Bacon chairs the House Armed Services Subcommittee on Cyber, Innovative Technologies and Information Systems and is a retired one-star Air Force general who specialized in electronic warfare.
He observed that what’s been learned from military history is that when nations feel dominant, they walk away from electromagnetic spectrum capabilities — thinking they might not be necessary — as was seen at the end of the Cold War when the United States was the sole superpower.
“If you’re very dominant, EW is an unnecessary expense. But if you think you’re going to be in a very tough fight, electronic warfare is critical to saving lives,” he said, adding: “We walked away from [it] in the ’90s and we put very little emphasis” on it. As a result, those capabilities atrophied.
The electromagnetic spectrum should have the same importance placed on it as the other domains of warfare, he suggested, despite not being considered a domain itself.
“We need to talk like we do air power, sea power, the ground, cyber … Just like air, we want to control the air, deny [it] to the bad guys — we got to have that same mindset for the spectrum. That means you need attack capabilities.

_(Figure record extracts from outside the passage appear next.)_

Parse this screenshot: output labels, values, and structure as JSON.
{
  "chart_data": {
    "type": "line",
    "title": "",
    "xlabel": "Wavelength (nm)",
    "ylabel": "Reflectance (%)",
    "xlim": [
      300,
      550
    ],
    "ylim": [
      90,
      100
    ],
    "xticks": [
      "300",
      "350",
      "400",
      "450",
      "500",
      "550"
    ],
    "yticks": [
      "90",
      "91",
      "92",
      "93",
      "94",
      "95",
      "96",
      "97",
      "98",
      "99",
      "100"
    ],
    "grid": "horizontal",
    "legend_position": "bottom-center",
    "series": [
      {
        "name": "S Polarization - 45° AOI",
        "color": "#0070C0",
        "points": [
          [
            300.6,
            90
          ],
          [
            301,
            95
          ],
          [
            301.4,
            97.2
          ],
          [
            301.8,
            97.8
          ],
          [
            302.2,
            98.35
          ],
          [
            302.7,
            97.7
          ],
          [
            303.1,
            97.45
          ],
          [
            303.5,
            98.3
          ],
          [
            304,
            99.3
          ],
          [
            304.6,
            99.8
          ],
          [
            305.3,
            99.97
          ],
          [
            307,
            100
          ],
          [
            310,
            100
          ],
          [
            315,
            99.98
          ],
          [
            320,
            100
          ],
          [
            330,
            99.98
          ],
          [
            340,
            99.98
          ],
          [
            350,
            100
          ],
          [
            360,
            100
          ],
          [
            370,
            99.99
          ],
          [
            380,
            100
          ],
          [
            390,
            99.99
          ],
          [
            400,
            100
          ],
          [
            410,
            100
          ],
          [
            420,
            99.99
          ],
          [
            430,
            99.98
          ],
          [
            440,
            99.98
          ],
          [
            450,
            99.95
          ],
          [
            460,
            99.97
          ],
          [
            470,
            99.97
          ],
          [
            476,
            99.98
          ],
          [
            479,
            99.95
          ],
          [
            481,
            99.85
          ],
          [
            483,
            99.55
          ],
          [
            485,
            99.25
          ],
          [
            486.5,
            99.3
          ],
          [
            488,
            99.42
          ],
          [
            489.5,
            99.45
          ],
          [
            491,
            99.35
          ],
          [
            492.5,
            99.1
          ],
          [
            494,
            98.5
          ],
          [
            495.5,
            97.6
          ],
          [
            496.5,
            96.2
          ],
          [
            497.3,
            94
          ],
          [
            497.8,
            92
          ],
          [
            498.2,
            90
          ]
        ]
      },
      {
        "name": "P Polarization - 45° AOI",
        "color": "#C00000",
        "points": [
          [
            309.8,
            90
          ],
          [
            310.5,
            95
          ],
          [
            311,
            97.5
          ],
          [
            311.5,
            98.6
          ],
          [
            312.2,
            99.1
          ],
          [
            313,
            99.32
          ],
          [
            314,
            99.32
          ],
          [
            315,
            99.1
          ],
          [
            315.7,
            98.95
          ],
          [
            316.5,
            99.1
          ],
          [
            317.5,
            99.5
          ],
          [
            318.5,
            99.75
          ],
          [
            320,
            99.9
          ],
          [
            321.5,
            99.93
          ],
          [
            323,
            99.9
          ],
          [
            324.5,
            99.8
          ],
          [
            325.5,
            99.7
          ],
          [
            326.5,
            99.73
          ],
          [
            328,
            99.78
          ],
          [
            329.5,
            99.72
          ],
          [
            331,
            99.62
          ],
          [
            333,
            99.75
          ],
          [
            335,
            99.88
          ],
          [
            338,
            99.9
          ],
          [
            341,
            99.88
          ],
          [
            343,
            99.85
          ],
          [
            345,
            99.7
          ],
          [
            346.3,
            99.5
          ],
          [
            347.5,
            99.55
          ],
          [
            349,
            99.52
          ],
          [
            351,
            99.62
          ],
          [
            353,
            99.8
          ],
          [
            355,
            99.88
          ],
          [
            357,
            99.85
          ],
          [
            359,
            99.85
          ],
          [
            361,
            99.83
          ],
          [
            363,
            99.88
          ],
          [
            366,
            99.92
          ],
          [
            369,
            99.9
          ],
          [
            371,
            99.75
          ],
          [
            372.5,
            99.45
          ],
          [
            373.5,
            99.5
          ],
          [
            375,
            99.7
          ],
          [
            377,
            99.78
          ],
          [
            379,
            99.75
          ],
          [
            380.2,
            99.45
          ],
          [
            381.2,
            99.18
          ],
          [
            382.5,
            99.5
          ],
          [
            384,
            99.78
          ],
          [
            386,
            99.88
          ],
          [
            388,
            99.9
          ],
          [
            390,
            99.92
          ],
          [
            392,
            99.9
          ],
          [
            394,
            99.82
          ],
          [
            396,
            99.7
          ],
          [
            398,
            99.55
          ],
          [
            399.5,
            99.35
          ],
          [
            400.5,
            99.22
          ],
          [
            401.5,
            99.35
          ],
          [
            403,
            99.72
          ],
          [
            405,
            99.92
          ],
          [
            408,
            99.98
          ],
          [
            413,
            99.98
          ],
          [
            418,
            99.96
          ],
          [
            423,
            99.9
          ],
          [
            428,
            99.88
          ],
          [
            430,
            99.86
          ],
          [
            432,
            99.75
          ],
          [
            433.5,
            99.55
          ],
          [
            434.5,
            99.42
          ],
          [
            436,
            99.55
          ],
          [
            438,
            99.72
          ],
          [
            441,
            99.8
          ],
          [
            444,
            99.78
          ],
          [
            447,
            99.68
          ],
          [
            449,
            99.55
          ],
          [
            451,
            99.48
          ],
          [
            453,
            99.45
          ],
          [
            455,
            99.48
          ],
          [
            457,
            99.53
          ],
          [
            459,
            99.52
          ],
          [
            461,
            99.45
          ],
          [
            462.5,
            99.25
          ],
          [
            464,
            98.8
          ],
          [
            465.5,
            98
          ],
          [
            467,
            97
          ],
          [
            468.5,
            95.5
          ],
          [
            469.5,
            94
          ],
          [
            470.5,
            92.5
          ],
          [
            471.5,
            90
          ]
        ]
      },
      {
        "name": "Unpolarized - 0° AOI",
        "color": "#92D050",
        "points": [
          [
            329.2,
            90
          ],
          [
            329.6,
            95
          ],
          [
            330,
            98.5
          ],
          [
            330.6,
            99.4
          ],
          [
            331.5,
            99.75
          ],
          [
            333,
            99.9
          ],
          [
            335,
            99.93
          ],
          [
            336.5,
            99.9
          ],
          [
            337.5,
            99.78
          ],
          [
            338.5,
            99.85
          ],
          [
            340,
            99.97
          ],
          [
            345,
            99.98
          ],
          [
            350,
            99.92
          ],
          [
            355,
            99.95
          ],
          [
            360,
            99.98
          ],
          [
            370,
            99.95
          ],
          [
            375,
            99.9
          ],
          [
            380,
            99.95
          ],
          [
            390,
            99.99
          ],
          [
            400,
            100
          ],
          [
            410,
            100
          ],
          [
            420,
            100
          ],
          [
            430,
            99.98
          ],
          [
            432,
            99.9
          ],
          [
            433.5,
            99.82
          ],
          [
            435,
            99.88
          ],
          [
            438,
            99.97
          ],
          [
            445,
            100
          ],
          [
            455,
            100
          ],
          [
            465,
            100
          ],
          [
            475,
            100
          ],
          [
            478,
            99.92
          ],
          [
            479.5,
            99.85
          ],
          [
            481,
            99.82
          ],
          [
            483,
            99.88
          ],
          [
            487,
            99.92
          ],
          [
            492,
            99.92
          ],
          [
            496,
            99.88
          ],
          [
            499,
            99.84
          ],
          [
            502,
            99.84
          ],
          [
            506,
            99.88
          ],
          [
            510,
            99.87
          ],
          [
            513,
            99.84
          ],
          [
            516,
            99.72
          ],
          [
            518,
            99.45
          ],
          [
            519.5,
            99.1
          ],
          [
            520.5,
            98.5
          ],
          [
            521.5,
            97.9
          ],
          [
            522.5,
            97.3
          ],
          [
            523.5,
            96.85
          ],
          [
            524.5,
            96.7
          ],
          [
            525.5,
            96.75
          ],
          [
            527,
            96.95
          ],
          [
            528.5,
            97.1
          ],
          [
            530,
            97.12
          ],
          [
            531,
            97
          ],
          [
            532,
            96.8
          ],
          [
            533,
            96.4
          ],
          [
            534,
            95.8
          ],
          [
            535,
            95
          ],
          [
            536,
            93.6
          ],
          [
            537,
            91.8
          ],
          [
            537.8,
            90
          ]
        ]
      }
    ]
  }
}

We got [to] also have the defensive measures,” he said, noting the U.S. dominated in the electromagnetic spectrum when he was a brand new EW officer.
As a one-star in the Pentagon, when he sought resourcing for electronic warfare, officials would tell him there wasn’t enough to go around because other assets, such as the F-35, KC-46 or new intercontinental ballistic missiles, were higher on the priority list, he recalled.
Similarly, the Air Force is slated to only have 12 EA-37B Compass Call aircraft, which boasts cutting-edge capabilities to degrade and disrupt adversary communications, information processing, navigation and radar systems.
Air Combat Command officials say they need 22 of those systems, Bacon said, while others have noted they’d like more platforms for their regions, which contributes to resource constraints in the EW environment.
The Army, for its part, has been on a decade-long journey to rebuild its arsenal. Amid fits and starts, it has sought to cancel or reapproach several programs after years of development, having delivered its first program-of-record jammer only last year, awarding a system tested by Special Operations Command. The service is now looking to move faster in the electronic warfare realm, seeking to utilize agile funds to stay ahead of threats and buy commercial as much as possible.
Bacon has also made it a priority during his years in Congress to drive the services and DOD to identify personnel in charge of EW for accountability.
“When I first came in [Congress] in 2017, I’d go [to] a service, I’d go, ‘who’s in charge of EW?’ say, for the Army or Navy or the Air Force. They would say ‘it’s the vice chief of staff.’ Well, he or she is in charge of a lot of things,” Bacon said at the Mitchell Institute event. “We need somebody at the one- or two-star level to have that accountability.”
He noted progress on that front with leadership at the joint level, both on the Joint Staff and with a new Joint Electromagnetic Spectrum Operations Center at Strategic Command, as well as joint electromagnetic spectrum operations cells resident within each combatant command to help plan and integrate EW into operations.
“I feel like we’ve made a lot of strides in giving people responsibility and knowing who exactly we hold accountable,” he said.
Bacon also noted progress on getting the Pentagon to develop an EW strategy and implementation plan.